Theresa Braunschneider, associate professor of English at Washington and Lee University, has been awarded a fellowship from the American Council of Learned Society (ACLS) that she will use for a sabbatical year during 2009-10 to complete her new book, After Dark: Modern Nighttime in 18th Century Literature. She is the first W&L faculty member to win the fellowship.

“I hope to read and research and write a good deal more because of this award,” says Braunschneider. “I was surprised and thrilled to be given such an honor. I like that it means not only that I receive support to spend the year writing but it’s also a kind of endorsement of my project.”

“This is an extremely competitive fellowship,” says Lesley Wheeler, professor of English and department chair, “and it will enable her to develop this exciting new work. Between this and the major prize she won for her book Our Coquettes, she is clearly having a banner year.”

Braunschneider says she didn’t realize until she received her acceptance letter that the competition was so stiff. ACLS awarded only 57 fellowships out of 1,007 applications.

Scholars in all of the humanities and social sciences assessed the applications, which have to show how a project might benefit academics in other fields. “It means I did a good job with the proposal in speaking to other audiences about my project, and making them understand what might be useful about it,” says Braunschneider.

Her new book will look at how the radical changes in the use of nighttime in the 18th century were linked to notions of modernity.

She explains that in the early 18th-century writers used the very new phenomenon of public nocturnal assembly in London to define the age as modern. “People were going out at night—to pleasure gardens, balls, assemblies, theater and opera,” she says. “This reflected a broader 18th-century enlightenment notion that people could be independent from natural cycles. New lighting technologies meant going to bed at four in the morning and getting up in the afternoon. It was a real shift in people’s schedules. And the period’s writers often measure their modernity—their sense of difference from and advancement beyond earlier periods—by this shift, suggesting, ‘w are not beholden to the rising and setting of the sun to determine our social schedules.

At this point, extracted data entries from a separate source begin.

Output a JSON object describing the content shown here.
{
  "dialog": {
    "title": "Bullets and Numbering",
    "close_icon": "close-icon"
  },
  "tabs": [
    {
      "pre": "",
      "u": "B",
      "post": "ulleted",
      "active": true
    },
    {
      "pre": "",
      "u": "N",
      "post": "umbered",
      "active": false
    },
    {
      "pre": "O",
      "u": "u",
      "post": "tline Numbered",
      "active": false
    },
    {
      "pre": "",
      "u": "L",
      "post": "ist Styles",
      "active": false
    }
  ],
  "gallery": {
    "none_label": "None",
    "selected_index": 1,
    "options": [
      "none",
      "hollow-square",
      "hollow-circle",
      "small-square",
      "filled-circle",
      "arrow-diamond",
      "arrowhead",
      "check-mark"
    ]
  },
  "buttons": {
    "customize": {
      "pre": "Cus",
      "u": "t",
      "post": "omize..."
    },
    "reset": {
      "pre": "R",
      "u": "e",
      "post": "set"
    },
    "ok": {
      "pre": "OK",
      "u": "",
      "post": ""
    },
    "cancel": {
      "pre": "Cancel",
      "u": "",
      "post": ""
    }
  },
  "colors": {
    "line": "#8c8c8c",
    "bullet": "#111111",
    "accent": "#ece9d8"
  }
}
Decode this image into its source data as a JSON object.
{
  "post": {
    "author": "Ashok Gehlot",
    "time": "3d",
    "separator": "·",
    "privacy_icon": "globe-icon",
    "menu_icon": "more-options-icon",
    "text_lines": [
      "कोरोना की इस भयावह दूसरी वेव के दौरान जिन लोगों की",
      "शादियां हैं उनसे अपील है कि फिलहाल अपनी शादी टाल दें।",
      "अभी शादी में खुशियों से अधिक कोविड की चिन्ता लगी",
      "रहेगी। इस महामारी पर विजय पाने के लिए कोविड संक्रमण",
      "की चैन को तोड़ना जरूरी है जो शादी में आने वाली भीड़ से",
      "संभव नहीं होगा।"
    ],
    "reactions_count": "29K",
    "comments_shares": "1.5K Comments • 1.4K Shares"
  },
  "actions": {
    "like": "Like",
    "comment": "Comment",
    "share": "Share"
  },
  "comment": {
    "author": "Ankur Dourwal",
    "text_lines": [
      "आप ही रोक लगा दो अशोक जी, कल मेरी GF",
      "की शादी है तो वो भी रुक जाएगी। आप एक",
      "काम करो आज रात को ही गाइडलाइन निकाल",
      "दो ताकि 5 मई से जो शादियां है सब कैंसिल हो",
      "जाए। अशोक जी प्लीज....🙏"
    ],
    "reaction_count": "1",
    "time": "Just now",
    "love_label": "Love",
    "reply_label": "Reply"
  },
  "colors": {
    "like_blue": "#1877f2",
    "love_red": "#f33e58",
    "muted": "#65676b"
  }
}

We are a modern people who have paved and lit the streets of London.’”

Braunschneider will examine the ways in which writers of the period actively debated how the fall of darkness should affect individual behavior and social interaction, and how they regularly defined their “age” in terms of its nocturnal activity.

No previous study has analyzed the literary treatment of nighttime or used time of day as a central category of analysis. Braunschneider hopes that time of day could be become a category of analysis for scholars in many different fields—socially, politically, philosophically, musically, psychologically, economically and/or literarily.

Braunschneider earned her Ph.D. from the University of Michigan in English and women’s studies. Her research for the new book will primarily emphasize the dynamic relationship between conceptions of gender, modernity and nighttime.